If slender, have the genes changed?
if the genes can change, wouldn’t it change the idea of being born gay or anything being born something?

Losing weight does not affect your genetic heritage so if you have the ‘fat gene’ there is a chance you can pass it along to your children. Of course, while there is some genetic basis for a disposition towards being fat not all fat people are that way due to genes…for some it’s just an unhealthy lifestyle.

As with all genes some traits are recessive and some are dominant. I would assume a ‘fat gene’ to be a recessive trait but I don’t know for sure. Either way there is a chance your kids won’t inherit a fat gene. If both you and the woman you are having children with have the fat gene the chances increase but you both might still have a ‘non-fat gene’ as well lurking about that could potentially produce non-fat disposed children (this assumes this isn’t a trait only passed along by one or the other parent such as the sex of a child only being determined by the father’s genes). This is also not an all or nothing proposition. One could could be fat and the next thin…it’s a roll of the dice.

There are simple worksheets you can do to figure out the chances of what traits will get passed along. I did them in highschool biology class figuring how many mice would be black or white with one white parent and one black parent. I’m sure if you were interested you could dig something up to do this.

In a nutshell, your genes cannot change through dieting or excercise. Barring mistakes made in the transcription of the genetic code, You have the same DNA you had as a child, as does your wife, etc.

The “nature vs. nurture” debate continues unabated, but few deny the relationship as follows:

Your physical appearance, or “phenotype” is a result of the genes you have interacting with their environment.

Some people are genetically inclined to be larger than others, but the laws of physics still apply. You are not going to become “obese” unless you consume more calories than you work off.

i’m not too sure…

but i read (probably 4-5 years ago) in some science magazine that genes can indeed change in ourselves in our lifetime.

anyone know about this topic?..
or was it a dream of mine?..

oh by the way…
i’m not obese… not even close… haha…i weigh a nice 150lbs… 5’9"

how many of you guys assumed that i was?

As Stan Doubt (welcome to the boards!) mentioned your genes generally don’t change in your lifetime.

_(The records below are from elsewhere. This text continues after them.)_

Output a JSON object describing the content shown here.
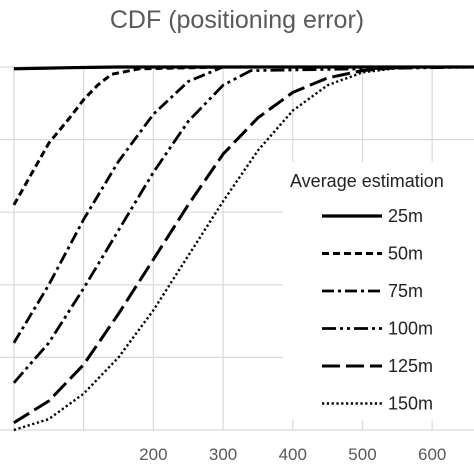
{
  "chart_data": {
    "type": "line",
    "title": "CDF (positioning error)",
    "xlabel": "",
    "ylabel": "",
    "xlim": [
      -20,
      660
    ],
    "ylim": [
      0,
      1.0
    ],
    "x_ticks": [
      200,
      300,
      400,
      500,
      600
    ],
    "y_grid": [
      0,
      0.2,
      0.4,
      0.6,
      0.8,
      1.0
    ],
    "grid": true,
    "legend": {
      "title": "Average estimation",
      "position": "right"
    },
    "series": [
      {
        "name": "25m",
        "dash": "solid",
        "x": [
          0,
          20,
          50,
          80,
          110,
          150,
          200,
          660
        ],
        "y": [
          0.995,
          0.996,
          0.997,
          0.998,
          0.999,
          1.0,
          1.0,
          1.0
        ]
      },
      {
        "name": "50m",
        "dash": "dashed",
        "x": [
          0,
          50,
          80,
          100,
          120,
          140,
          180,
          300,
          660
        ],
        "y": [
          0.62,
          0.79,
          0.86,
          0.91,
          0.95,
          0.98,
          0.995,
          1.0,
          1.0
        ]
      },
      {
        "name": "75m",
        "dash": "dashdot",
        "x": [
          0,
          50,
          100,
          150,
          200,
          250,
          300,
          660
        ],
        "y": [
          0.24,
          0.4,
          0.58,
          0.74,
          0.87,
          0.96,
          1.0,
          1.0
        ]
      },
      {
        "name": "100m",
        "dash": "dashdotdot",
        "x": [
          0,
          50,
          100,
          150,
          200,
          250,
          300,
          340,
          660
        ],
        "y": [
          0.13,
          0.24,
          0.39,
          0.55,
          0.71,
          0.85,
          0.95,
          0.99,
          1.0
        ]
      },
      {
        "name": "125m",
        "dash": "longdash",
        "x": [
          0,
          50,
          100,
          150,
          200,
          250,
          300,
          350,
          400,
          450,
          500,
          560,
          660
        ],
        "y": [
          0.02,
          0.08,
          0.18,
          0.32,
          0.47,
          0.62,
          0.76,
          0.86,
          0.93,
          0.97,
          0.99,
          1.0,
          1.0
        ]
      },
      {
        "name": "150m",
        "dash": "dotted",
        "x": [
          0,
          50,
          100,
          150,
          200,
          250,
          300,
          350,
          400,
          450,
          500,
          550,
          600,
          660
        ],
        "y": [
          0.0,
          0.03,
          0.1,
          0.2,
          0.33,
          0.48,
          0.63,
          0.77,
          0.88,
          0.95,
          0.985,
          0.997,
          1.0,
          1.0
        ]
      }
    ]
  }
}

Transcripting errors can and do occur (errors made in the creation of a new cell that put the genetic code back together a bit wrong) but mostly this doesn’t affect your overall being (although isn’t cancer a coding error run amok?). Most likely you won’t even notice. Radiation and perhaps some chemicals can get things pretty severely off track and is usually a Bad Thing[sup]tm[/sup] for the organism in question but again, you are basically the same genetically coded creature at age 80 as you were at age 1. I especially don’t see how your genes in your sperm or your wife’s egg would be affected regardless of what you do to your body.

I’ve been lurking for a few days now, in search of a new time waster since the action on the Car Talk BBS has slowed to a crawl.

this seemed like a fair enough post to try “breaking the ice” with.
I like this board a lot, very diverse group of topics/folks having fun.

Unfortunately, nothing is ever easy. It’s not just the genes that are important, but their expression pathways and so on. Every little step has to be understood before you can draw a line between A and B. http://serendip.brynmawr.edu/gen_beh/Berkowitz.html

For an interesting overview of a non-Mendelian inheritance pattern, http://www.improbable.com/airchives/paperair/volume6/v6i2/sonneborn-6-2.html
, with more explanation at http://www.nap.edu/html/biomems/tsonneborn.html

If your parents had no children, you probably won’t either.